Monday, August 13, 2007

Peter in the news ...

In its August issue, Allure magazine ran an article by Maghan Daum on the origins of blond hair, including a summary of my work on the subject. I had talked with Maghan earlier over the phone, in addition to sending her the following capsule summary:

"Until 10,000 years ago, tundra covered Europe and the only food was migrating herds. Only a very able hunter could provide for a second wife, so polygamy was rare and women had to compete for mates. Men were also in short supply because they ran a high risk of death while hunting herds over long distances. The resulting sexual selection favored women with bright, novel, or striking hair and eye colors, such as blond hair."
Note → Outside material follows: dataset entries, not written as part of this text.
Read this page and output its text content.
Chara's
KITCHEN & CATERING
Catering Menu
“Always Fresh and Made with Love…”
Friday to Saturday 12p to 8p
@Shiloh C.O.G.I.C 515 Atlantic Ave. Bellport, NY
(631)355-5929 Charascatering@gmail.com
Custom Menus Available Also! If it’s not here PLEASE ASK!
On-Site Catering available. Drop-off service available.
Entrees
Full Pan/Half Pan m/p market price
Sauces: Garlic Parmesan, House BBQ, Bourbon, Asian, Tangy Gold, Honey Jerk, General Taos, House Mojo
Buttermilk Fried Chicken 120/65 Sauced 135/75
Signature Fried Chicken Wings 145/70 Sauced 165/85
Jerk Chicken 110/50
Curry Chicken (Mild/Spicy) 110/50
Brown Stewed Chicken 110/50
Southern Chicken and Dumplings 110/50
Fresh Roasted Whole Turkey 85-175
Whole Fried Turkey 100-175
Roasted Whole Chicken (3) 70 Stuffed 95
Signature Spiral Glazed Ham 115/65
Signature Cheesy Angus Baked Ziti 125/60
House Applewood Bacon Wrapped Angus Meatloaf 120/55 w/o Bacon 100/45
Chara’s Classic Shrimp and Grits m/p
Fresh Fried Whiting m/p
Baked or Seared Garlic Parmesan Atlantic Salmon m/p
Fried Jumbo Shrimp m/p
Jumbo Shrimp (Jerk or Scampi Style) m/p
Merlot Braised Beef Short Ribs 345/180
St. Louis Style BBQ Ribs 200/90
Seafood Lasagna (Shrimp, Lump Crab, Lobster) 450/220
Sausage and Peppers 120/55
The article was nicely written. I didn't expect to see this kind of stuff in a fashion magazine!


On August 10, I was a guest on The Leonard Lopate Show (WNYC/New York Public Radio (93.9 FM/820 AM) for a weekly series titled "Please Explain." The topic was hair – on the head and on the body, e.g., How did different ethnic groups end up with different colored hair, and different amounts of hair on the body? How is hair linked to skin and eye color? What evolutionary purposes does hair serve? Are some ethnic groups more likely to go bald than others?

How did I do? I suspect that my nervousness was audible, at least during the first half of the show. To be honest, I’m not used to giving quick answers to questions, even when they’re nicely put to me. God knows how I would do in a more confrontational situation!